Why molecule-level comparison matters more than telehealth branding
Users frequently compare Noom versus Hims or one clinic versus another before they understand the underlying medication path. That is backwards. The molecule, label, dosing cadence, and titration pattern shape the journey much more than the front-end platform.
This is especially important because the same molecule can appear under more than one brand, and the same platform may route users to different therapies depending on supply, coverage, or prescriber judgment.
What separates semaglutide, tirzepatide, and liraglutide in practice
Semaglutide in the obesity context is most visibly associated with Wegovy, while tirzepatide is associated with Zepbound. Ozempic and Mounjaro are diabetes labels that many users know first because of public awareness, but they are not the same thing as the obesity-specific labeled products in user-facing support terms.
Tirzepatide typically carries a longer standard dose climb toward higher maintenance doses. Semaglutide often feels simpler in cadence, but still concentrates tolerability issues around start and escalation windows. Liraglutide carries a daily injection burden and a shorter climb to maintenance, which can still feel demanding because the treatment is encountered every day rather than weekly.
What the GI data says at a high level
Across the obesity labels, semaglutide 2.4 mg shows a higher cumulative GI burden than tirzepatide's labeled obesity doses on many common symptoms, though user experience still varies widely by dose, behavior, and support quality.
The important product insight is not just which number is higher. It is that the timing patterns are predictable enough to build phase-aware support: nausea and diarrhea cluster earlier and around escalations, while constipation and upper-GI friction tend to last longer.

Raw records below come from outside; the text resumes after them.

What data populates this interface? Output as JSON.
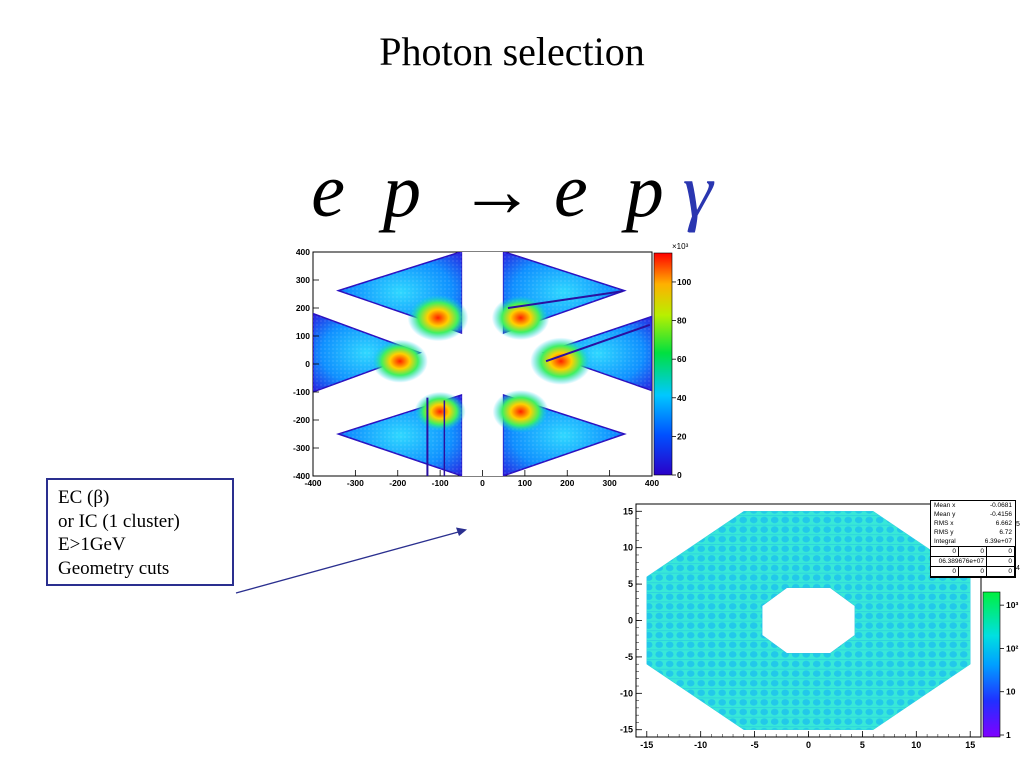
{
  "slide": {
    "title": "Photon selection",
    "equation": {
      "lhs_1": "e",
      "lhs_2": "p",
      "arrow": "→",
      "rhs_1": "e",
      "rhs_2": "p",
      "rhs_3": "γ"
    },
    "cut_box": {
      "lines": [
        "EC (β)",
        "or IC (1 cluster)",
        "E>1GeV",
        "Geometry cuts"
      ]
    }
  },
  "chart_data": [
    {
      "type": "heatmap",
      "title": "",
      "xlabel": "",
      "ylabel": "",
      "xlim": [
        -400,
        400
      ],
      "ylim": [
        -400,
        400
      ],
      "x_ticks": [
        "-400",
        "-300",
        "-200",
        "-100",
        "0",
        "100",
        "200",
        "300",
        "400"
      ],
      "y_ticks": [
        "400",
        "300",
        "200",
        "100",
        "0",
        "-100",
        "-200",
        "-300",
        "-400"
      ],
      "z_range": [
        0,
        115000
      ],
      "z_ticks": [
        "0",
        "20",
        "40",
        "60",
        "80",
        "100"
      ],
      "z_multiplier": "×10³",
      "colors": {
        "low": "#1a00d6",
        "mid": "#00e600",
        "high": "#ff0000"
      },
      "description_sectors": 6,
      "hot_spots": [
        {
          "x": -105,
          "y": 165,
          "value": 110
        },
        {
          "x": 90,
          "y": 165,
          "value": 100
        },
        {
          "x": -195,
          "y": 10,
          "value": 95
        },
        {
          "x": 185,
          "y": 10,
          "value": 112
        },
        {
          "x": -100,
          "y": -170,
          "value": 80
        },
        {
          "x": 90,
          "y": -170,
          "value": 95
        }
      ]
    },
    {
      "type": "heatmap",
      "title": "",
      "xlabel": "",
      "ylabel": "",
      "xlim": [
        -16,
        16
      ],
      "ylim": [
        -16,
        16
      ],
      "x_ticks": [
        "-15",
        "-10",
        "-5",
        "0",
        "5",
        "10",
        "15"
      ],
      "y_ticks": [
        "15",
        "10",
        "5",
        "0",
        "-5",
        "-10",
        "-15"
      ],
      "z_scale": "log",
      "z_ticks": [
        "1",
        "10",
        "10²",
        "10³"
      ],
      "z_axis_overflow_fragments": [
        "5",
        "4"
      ],
      "colors": {
        "low": "#7a00ff",
        "mid": "#00ddee",
        "high": "#00ee44"
      },
      "stats": {
        "rows": [
          {
            "label": "Mean x",
            "value": "-0.0681"
          },
          {
            "label": "Mean y",
            "value": "-0.4156"
          },
          {
            "label": "RMS x",
            "value": "6.662"
          },
          {
            "label": "RMS y",
            "value": "6.72"
          },
          {
            "label": "Integral",
            "value": "6.39e+07"
          }
        ],
        "grid": [
          [
            "0",
            "0",
            "0"
          ],
          [
            "06.389676e+07",
            "0"
          ],
          [
            "0",
            "0",
            "0"
          ]
        ]
      }
    }
  ]
}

How this should change product design
A knowledge product should not flatten all GLP drugs into one undifferentiated feed. The support windows differ. Tirzepatide's longer climb means longer active management. Semaglutide's GI load means stronger timeline framing. Liraglutide's daily cadence means the treatment is felt differently in routine and adherence behavior.
That is why the library needs both drug-level comparison pages and symptom-level operating pages. One without the other leaves users under-informed.
Is Ozempic the same as Wegovy?
They are both semaglutide brands, but they are different labels with different user contexts. For a weight-management support product, the more relevant comparison is usually molecule plus labeled use, not just whether the brand name is familiar.
Why do so many users compare Zepbound to Wegovy first?
Because those are the most visible obesity-brand labels in the U.S. discussion. But the right comparison still needs dosing path, GI load, coverage reality, and tolerability support, not just headline efficacy.
Does the strongest weight-loss headline automatically mean the best first choice?
No. Tolerability, coverage, prior history, baseline GI risk, and the quality of support often matter just as much as the top-line efficacy signal.